Perioral dermatitis, skin problems common among adult women face

Perioral dermatitis

Perioral dermatitis is a skin disease common among adult women face. It rarely occurs in men. It can sometimes affect children. Groups of itchy or tender small red papules (bumps) appear most often around the mouth. Substituting the skin bordering the lips (which seems so clear), but develop on the sides of the chin, then spreading to include the upper lip and cheeks. The surrounding skin may be pink, and the surface of the skin often becomes dry and scaly.

Often, the skin around the nose is affected too, and sometimes around the eyes (when it should instead be called "peri-peri-ocular, or better yet, dermatitis.) Rarely, perioral dermatitis can affect the skin or genitals, the skin all around 'ano.

Cause of Perioral dermatitis perioral or not?
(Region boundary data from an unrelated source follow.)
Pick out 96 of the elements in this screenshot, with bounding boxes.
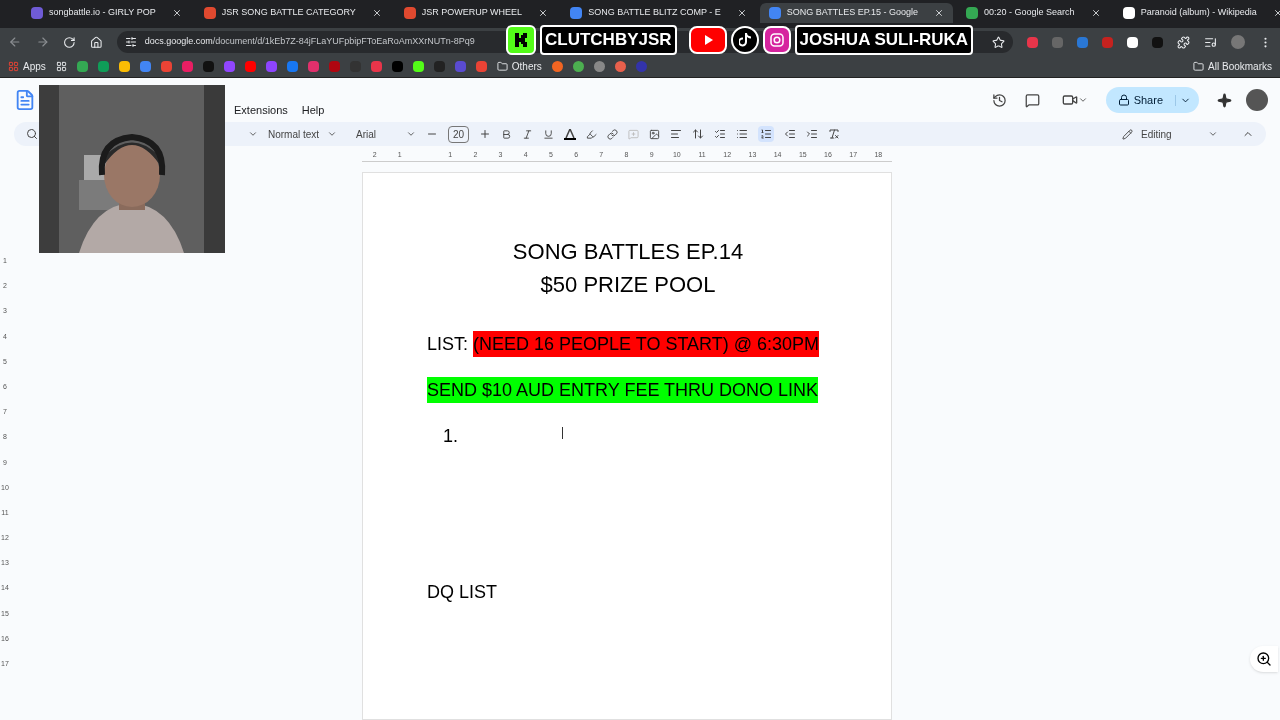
caret-icon[interactable]	[248, 129, 258, 139]
caret-icon	[327, 129, 338, 139]
sparkle-icon[interactable]	[1217, 92, 1232, 108]
folder-icon[interactable]	[1193, 61, 1205, 72]
highlighted-text: (NEED 16 PEOPLE TO START) @ 6:30PM	[473, 331, 820, 357]
link-icon[interactable]	[607, 128, 619, 140]
url-text: docs.google.com/document/d/1kEb7Z-84jFLaYUFpbipFToEaRoAmXXrNUTn-8Pq9	[144, 35, 475, 49]
menu-item[interactable]: Extensions	[234, 101, 288, 119]
kick-logo-icon	[506, 25, 536, 55]
close-icon[interactable]	[171, 8, 182, 18]
bookmark-icon[interactable]	[118, 61, 130, 72]
tab-title: SONG BATTLE BLITZ COMP - E	[588, 6, 721, 20]
lock-icon	[1117, 94, 1130, 106]
close-icon[interactable]	[1090, 8, 1101, 18]
all-bookmarks-folder[interactable]: All Bookmarks	[1208, 59, 1272, 74]
bookmark-icon[interactable]	[76, 61, 88, 72]
indent-increase-icon[interactable]	[806, 128, 819, 140]
text-cursor-icon	[562, 427, 563, 439]
list-number: 1.	[443, 425, 458, 448]
line-spacing-icon[interactable]	[692, 128, 705, 140]
tab-title: JSR SONG BATTLE CATEGORY	[221, 6, 356, 20]
browser-tab[interactable]: Paranoid (album) - Wikipedia	[1113, 3, 1280, 23]
youtube-logo-icon	[688, 26, 727, 54]
close-icon[interactable]	[371, 8, 382, 18]
italic-icon[interactable]	[522, 128, 534, 140]
close-icon[interactable]	[538, 8, 549, 18]
menu-item[interactable]: Help	[301, 101, 325, 119]
close-icon[interactable]	[736, 8, 747, 18]
image-icon[interactable]	[649, 128, 661, 140]
font-size-field[interactable]: 20	[448, 125, 470, 143]
apps-grid-icon[interactable]	[8, 61, 19, 72]
close-icon[interactable]	[1272, 8, 1280, 18]
profile-avatar-icon[interactable]	[1246, 89, 1268, 111]
paragraph-text: DQ LIST	[427, 581, 497, 604]
increase-size-icon[interactable]	[479, 128, 492, 140]
extensions-icon[interactable]	[1177, 35, 1190, 49]
bullet-list-icon[interactable]	[736, 128, 749, 140]
tab-title: songbattle.io - GIRLY POP	[49, 6, 156, 20]
highlighter-icon[interactable]	[586, 128, 598, 140]
text-color-icon[interactable]	[564, 128, 577, 140]
bookmark-icon[interactable]	[614, 61, 626, 72]
pencil-icon	[1122, 128, 1133, 140]
editing-mode-dropdown[interactable]: Editing	[1122, 126, 1218, 142]
reload-icon[interactable]	[63, 35, 76, 49]
align-left-icon[interactable]	[670, 128, 683, 140]
version-history-icon[interactable]	[991, 92, 1007, 108]
bookmark-icon[interactable]	[551, 61, 563, 72]
bookmark-folder[interactable]: Others	[511, 59, 542, 74]
bold-icon[interactable]	[501, 128, 513, 140]
browser-tab[interactable]: JSR SONG BATTLE CATEGORY	[194, 3, 391, 23]
close-icon[interactable]	[934, 8, 945, 18]
caret-icon	[406, 129, 416, 139]
tab-title: SONG BATTLES EP.15 - Google	[786, 6, 919, 20]
folder-icon[interactable]	[496, 61, 508, 72]
font-dropdown[interactable]: Arial	[356, 126, 416, 142]
site-settings-icon[interactable]	[124, 36, 137, 48]
document-title: $50 PRIZE POOL	[540, 271, 716, 299]
forward-icon[interactable]	[35, 35, 50, 49]
bookmark-icon[interactable]	[572, 61, 584, 72]
stream-handle: JOSHUA SULI-RUKA	[794, 25, 973, 55]
underline-icon[interactable]	[543, 128, 555, 140]
home-icon[interactable]	[90, 35, 103, 49]
document-title: SONG BATTLES EP.14	[512, 238, 744, 266]
list-label: LIST:	[427, 333, 470, 356]
browser-tab[interactable]: JSR POWERUP WHEEL	[394, 3, 558, 23]
stream-handle: CLUTCHBYJSR	[540, 25, 677, 55]
style-dropdown[interactable]: Normal text	[268, 126, 346, 142]
checklist-icon[interactable]	[714, 128, 727, 140]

The exact cause of perioral dermatitis and / or peri-dermatitis not included. Patients who are sensitive to peri-oral dermatitis tend to have a fat face, at least in the affected areas. The rash is probably caused by:

- Neglecting to wash the face with soapy water or a soap free cleanser.
- Face creams applied to the area bounded by lines on the cheeks and chin, or around the eyes, in the case of periocular dermatitis. Moisturizers, cleansers cream, make-up and all the sunscreens can cause perioral dermatitis.
-Steroid creams or ointments, which seem to be the most common cause. Which are sometimes applied quite inadvertently, touched by the fingers occupy another part of the body. The steroid cream stronger, faster and severe peri-oral dermatitis which may result.

Recent research suggests perioral dermatitis may be linked to the growth of bacteria or yeasts in the hair follicles.


Fortunately, peri-oral dermatitis responds well to treatment.

- Suspend the application of all the face creams including topical steroids, cosmetics and sunscreen.
Note: When you stop a steroid cream, the rash worsened while few days before it gets better. Do not apply face creams in the affected areas in the future, the rash may recur.
If you must be outdoors during the summer months, choose a sun-tan lotion, gel or light.
- Wash your face with warm water, while the other rash is present. When you go, use a non-soap or liquid detergent.
- Your doctor or dermatologist may also prescribe a course of oral antibiotics for six to twelve weeks. Normally, tetracycline or one of its derivatives is recommended. Topical antibiotics such as erythromycin, clindamycin or metronidazole tend to be less effective. Azelaic acid may be useful, and can be used during pregnancy.

Perioral dermatitis sometimes comes when antibiotics are stopped, or at a later date. The same treatment can be used again.